60. 不器用な愛の果てに
鋭い衝撃に押し倒されながらも、アレクシスはなお立ち上がろうとした。
胸元を深々と裂かれ、黒衣は瞬く間に紅に染まっていく。
ルシアは悲鳴を上げ、エドワードは目を見開いたまま声を失った。
「……アレクシス!」
レオンが剣を振るい、近衛を押し返す。
火花が散り、石壁に鋼の響きが連続して叩きつけられる。
その背で、アレクシスは荒い息を吐きながらも、視線をルシアとエドワードから逸らさなかった。
レティシアは蒼白になり、その声は震え、焦燥と恐怖とが入り混じっていた。
「なぜ……なぜ庇ったの? 私と共にあの女を排するはずだったのに!」
そのとき、石廊下に複数の足音が響いた。
アレクシスを斬ってしまった近衛の騎士は、刃を握ったまま呆然と立ち尽くしていた。
まさか――あのアレクシスが、女と子を庇うなど。思いもよらぬ展開に、顔から血の気が引いていく。
そこへ、駆け寄った別の影が鋭く叫んだ。
「レオン殿!」
剣を振るい敵兵をはじき飛ばしたのは、ヴァルターだった。
外郭の戦いは侯爵家の兵とイルマの奮戦で持ち直しつつあった。
「ここは大丈夫」と見切りをつけたヴァルターは、胸騒ぎに突き動かされて城内へ駆け戻ってきたのだ。
敵の騎士たちはヴァルターの一撃に抗う術もなく、倒れ伏す。
廊下に血と鋼の音がこだまし、やがて静寂が戻った。
レオンは、床に崩れ落ちた実の兄――アレクシスをただじっと見つめていた。
血に濡れた唇がわずかに動き、かすれ声が空気を震わせる。
「……ルシア……」
ルシアは思わず膝をつき、その顔を両手で支えた。
彼女を映す瞳に、わずかな光が残っていた。
「俺は……間違えた。だが……侯爵家を本当に滅ぼしたいと願ったことは……一度もなかった。
お前を……想わぬ日はなかった……」
ルシアの視界が涙ににじむ。
「アレクシス……あなた……」
胸の奥で長年絡みついていた憎しみが、音もなくほどけていくのを感じた。
アレクシスの視線が、次に小さな体へ向けられる。
エドワード。
少年は震えながらも、父の眼を真っ直ぐに受け止めていた。
「……エドワード。強く……生きろ。母を……守れ……それが……俺の贖いだ……」
エドワードの唇が震える。
「父……上……」と呼ぼうとして、嗚咽に呑み込まれる。
それでも涙に濡れた瞳で父を見据え、深くうなずいた。
そして最後に、アレクシスの視線はレオンへ移る。
剣を構え、血に濡れながら立ち続ける弟分。
「……レオン……お前に……礼を言う。
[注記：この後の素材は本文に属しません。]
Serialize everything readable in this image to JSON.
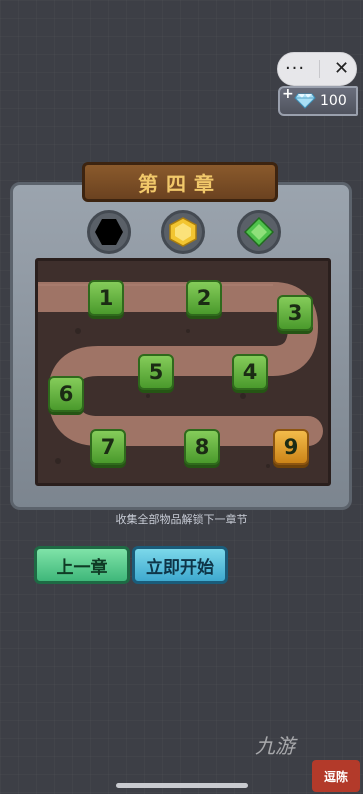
{
  "capsule": {
    "more_label": "···",
    "close_label": "✕"
  },
  "currency": {
    "plus": "+",
    "gem_icon": "diamond-icon",
    "count": "100"
  },
  "chapter": {
    "title": "第四章"
  },
  "collectibles": [
    {
      "name": "black-hexagon",
      "color": "#000000",
      "collected": false
    },
    {
      "name": "yellow-gem",
      "color": "#f2c531",
      "collected": true
    },
    {
      "name": "green-gem",
      "color": "#4fc24c",
      "collected": true
    }
  ],
  "levels": [
    {
      "label": "1",
      "state": "unlocked"
    },
    {
      "label": "2",
      "state": "unlocked"
    },
    {
      "label": "3",
      "state": "unlocked"
    },
    {
      "label": "4",
      "state": "unlocked"
    },
    {
      "label": "5",
      "state": "unlocked"
    },
    {
      "label": "6",
      "state": "unlocked"
    },
    {
      "label": "7",
      "state": "unlocked"
    },
    {
      "label": "8",
      "state": "unlocked"
    },
    {
      "label": "9",
      "state": "current"
    }
  ],
  "hint": "收集全部物品解锁下一章节",
  "buttons": {
    "prev": "上一章",
    "start": "立即开始"
  },
  "watermark": "九游",
  "corner_logo": "逗陈"
}
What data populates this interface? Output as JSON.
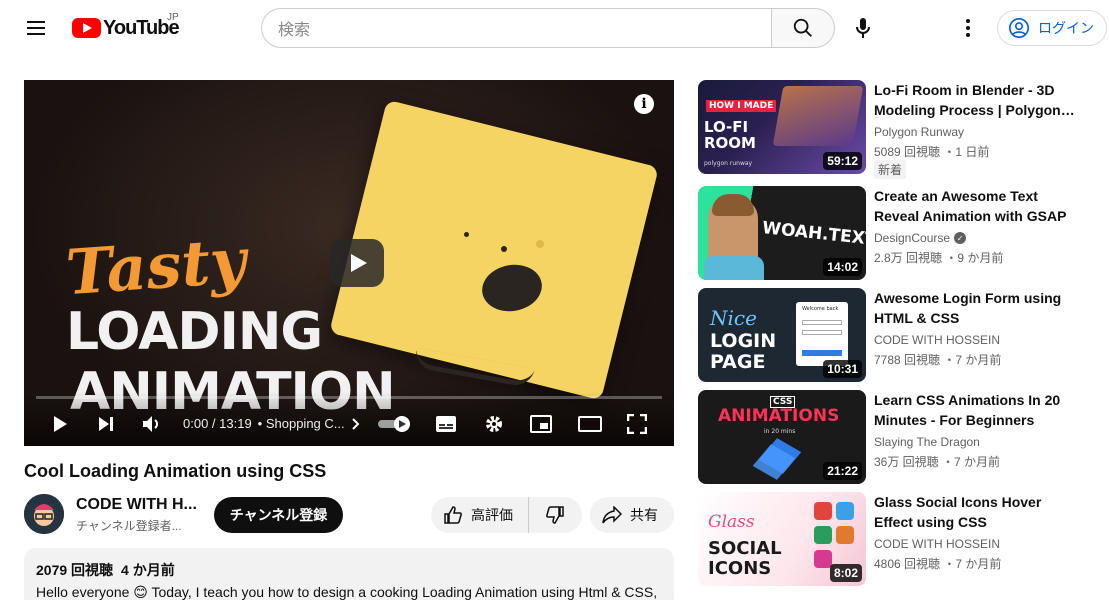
{
  "header": {
    "logo_text": "YouTube",
    "region": "JP",
    "search_placeholder": "検索",
    "login_label": "ログイン",
    "icons": [
      "menu-icon",
      "search-icon",
      "mic-icon",
      "more-vert-icon",
      "account-icon"
    ]
  },
  "player": {
    "thumbnail_text": {
      "line1": "Tasty",
      "line2": "LOADING",
      "line3": "ANIMATION"
    },
    "time": "0:00 / 13:19",
    "chapter": "• Shopping C...",
    "progress": 0
  },
  "video": {
    "title": "Cool Loading Animation using CSS",
    "channel_name": "CODE WITH H...",
    "channel_subs": "チャンネル登録者...",
    "subscribe_label": "チャンネル登録",
    "like_label": "高評価",
    "share_label": "共有",
    "views": "2079 回視聴",
    "published": "4 か月前",
    "description": "Hello everyone 😊 Today, I teach you how to design a cooking Loading Animation using Html & CSS,"
  },
  "related": [
    {
      "title": "Lo-Fi Room in Blender - 3D Modeling Process | Polygon…",
      "channel": "Polygon Runway",
      "verified": false,
      "stats": "5089 回視聴 ・1 日前",
      "badge": "新着",
      "duration": "59:12",
      "thumb_text": [
        "HOW I MADE",
        "LO-FI",
        "ROOM",
        "polygon runway"
      ],
      "colors": [
        "#1a1a3a",
        "#6b4ba8"
      ]
    },
    {
      "title": "Create an Awesome Text Reveal Animation with GSAP",
      "channel": "DesignCourse",
      "verified": true,
      "stats": "2.8万 回視聴 ・9 か月前",
      "duration": "14:02",
      "thumb_text": [
        "WOAH.TEXT"
      ],
      "colors": [
        "#1c1c1c",
        "#2de29a"
      ]
    },
    {
      "title": "Awesome Login Form using HTML & CSS",
      "channel": "CODE WITH HOSSEIN",
      "verified": false,
      "stats": "7788 回視聴 ・7 か月前",
      "duration": "10:31",
      "thumb_text": [
        "Nice",
        "LOGIN",
        "PAGE",
        "Welcome back"
      ],
      "colors": [
        "#1d2833",
        "#6fc3ff"
      ]
    },
    {
      "title": "Learn CSS Animations In 20 Minutes - For Beginners",
      "channel": "Slaying The Dragon",
      "verified": false,
      "stats": "36万 回視聴 ・7 か月前",
      "duration": "21:22",
      "thumb_text": [
        "CSS",
        "ANIMATIONS",
        "in 20 mins"
      ],
      "colors": [
        "#1a1a1a",
        "#ff3355"
      ]
    },
    {
      "title": "Glass Social Icons Hover Effect using CSS",
      "channel": "CODE WITH HOSSEIN",
      "verified": false,
      "stats": "4806 回視聴 ・7 か月前",
      "duration": "8:02",
      "thumb_text": [
        "Glass",
        "SOCIAL",
        "ICONS"
      ],
      "colors": [
        "#fde6ec",
        "#e84a7a"
      ]
    }
  ]
}
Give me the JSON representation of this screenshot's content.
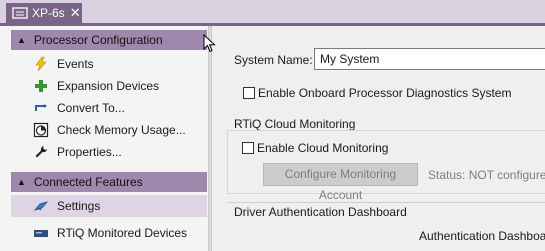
{
  "tab": {
    "title": "XP-6s",
    "close_glyph": "✕",
    "icon": "device-icon"
  },
  "sidebar": {
    "groups": [
      {
        "title": "Processor Configuration",
        "items": [
          {
            "label": "Events",
            "icon": "lightning-icon"
          },
          {
            "label": "Expansion Devices",
            "icon": "plus-icon"
          },
          {
            "label": "Convert To...",
            "icon": "convert-icon"
          },
          {
            "label": "Check Memory Usage...",
            "icon": "memory-icon"
          },
          {
            "label": "Properties...",
            "icon": "wrench-icon"
          }
        ]
      },
      {
        "title": "Connected Features",
        "items": [
          {
            "label": "Settings",
            "icon": "settings-icon",
            "selected": true
          },
          {
            "label": "RTiQ Monitored Devices",
            "icon": "device-icon"
          }
        ]
      }
    ]
  },
  "main": {
    "system_name_label": "System Name:",
    "system_name_value": "My System",
    "enable_onboard_label": "Enable Onboard Processor Diagnostics System",
    "cloud_section_title": "RTiQ Cloud Monitoring",
    "enable_cloud_label": "Enable Cloud Monitoring",
    "configure_button": "Configure Monitoring Account",
    "status_text": "Status: NOT configured",
    "driver_section_title": "Driver Authentication Dashboard",
    "driver_subtitle": "Authentication Dashboard"
  },
  "colors": {
    "accent": "#7a6588",
    "group_header": "#9e88ab",
    "selected": "#ddd5e4"
  }
}
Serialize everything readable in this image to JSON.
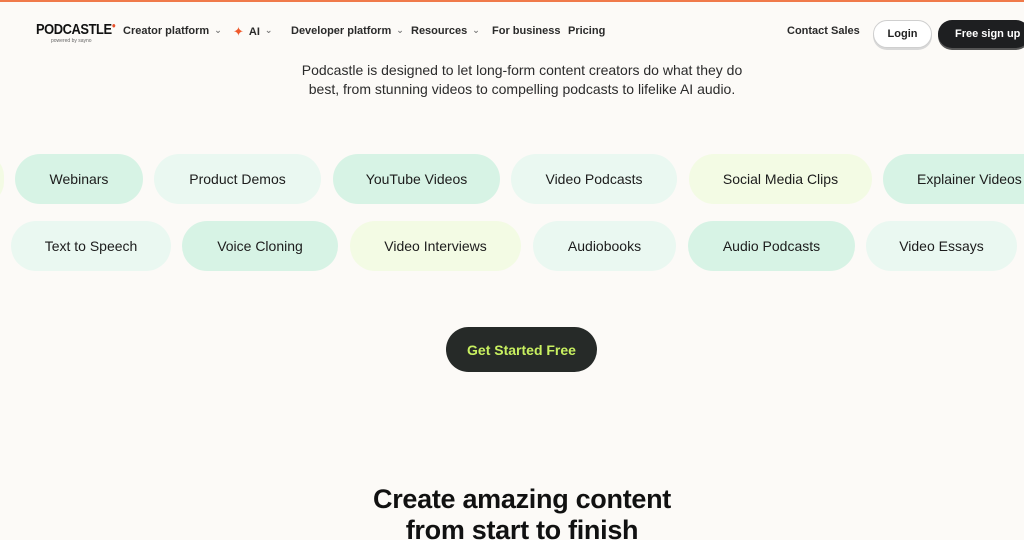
{
  "brand": {
    "name": "PODCASTLE",
    "tagline": "powered by sayno"
  },
  "nav": {
    "creator_platform": "Creator platform",
    "ai": "AI",
    "developer_platform": "Developer platform",
    "resources": "Resources",
    "for_business": "For business",
    "pricing": "Pricing",
    "contact_sales": "Contact Sales",
    "login": "Login",
    "signup": "Free sign up"
  },
  "intro": {
    "line1": "Podcastle is designed to let long-form content creators do what they do",
    "line2": "best, from stunning videos to compelling podcasts to lifelike AI audio."
  },
  "chips_row1": [
    "Webinars",
    "Product Demos",
    "YouTube Videos",
    "Video Podcasts",
    "Social Media Clips",
    "Explainer Videos"
  ],
  "chips_row2": [
    "Text to Speech",
    "Voice Cloning",
    "Video Interviews",
    "Audiobooks",
    "Audio Podcasts",
    "Video Essays"
  ],
  "cta": {
    "label": "Get Started Free"
  },
  "section": {
    "title_line1": "Create amazing content",
    "title_line2": "from start to finish"
  },
  "colors": {
    "accent": "#f07a4a",
    "cta_text": "#c8f060",
    "dark": "#1e1f21",
    "chip_mint": "#d7f3e5",
    "chip_pale": "#eaf8f1",
    "chip_lime": "#f3fbe4"
  }
}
ルシアと……エドワードを……支えてくれて……ありがとう……。
俺にはできなかったことを……託す」
レオンは歯を食いしばり、震える声で応じた。
「……必ず守る。二人を、俺の命に代えても」
アレクシスの口元に、かすかな笑みが浮かぶ。
「ああ……すまなかった……」
血に濡れた手がゆるりと伸び、ルシアの頬に触れようとした。
だが、その指先は力を失い、空を切って落ちていく。
まぶたが静かに閉じられ、全ての音が遠ざかるように沈んだ。
ルシアはその顔を両手で支え、声にならぬ嗚咽をこらえきれなかった。
「……アレクシス……」
それ以上の言葉は、胸に詰まって出てこなかった。
傍らでエドワードが拳を固く握りしめ、唇を噛む。
「父上……」
その声は震えていた。
――なぜ、自分は父の最後をこのような形で見届けねばならぬのか。
だが少年は目を逸らさなかった。
涙で霞む視界の奥に、父の最期の姿を確かに刻みつけていた。
ルシアはただ一度、静かに目を閉じて呟いた。
「……あなたは、不器用だったのね……」
その声には、憎しみはもはや宿ってはいなかった。
エドワードは父の亡骸をまっすぐに見つめ、その姿を胸に刻む。
父は裏切り者ではない――最後に、家族を守った人間として。
やがて、廊下にしんとした静寂が落ちた。
その沈黙を裂くように、レティシアの絶叫が響き渡る。
「嘘よ! そんなの嘘! あなたは私を選んだのよ!」
その声は悲鳴となり、石壁に反響した。
慟哭は、敗北を認めぬ悪魔の叫びのようであった。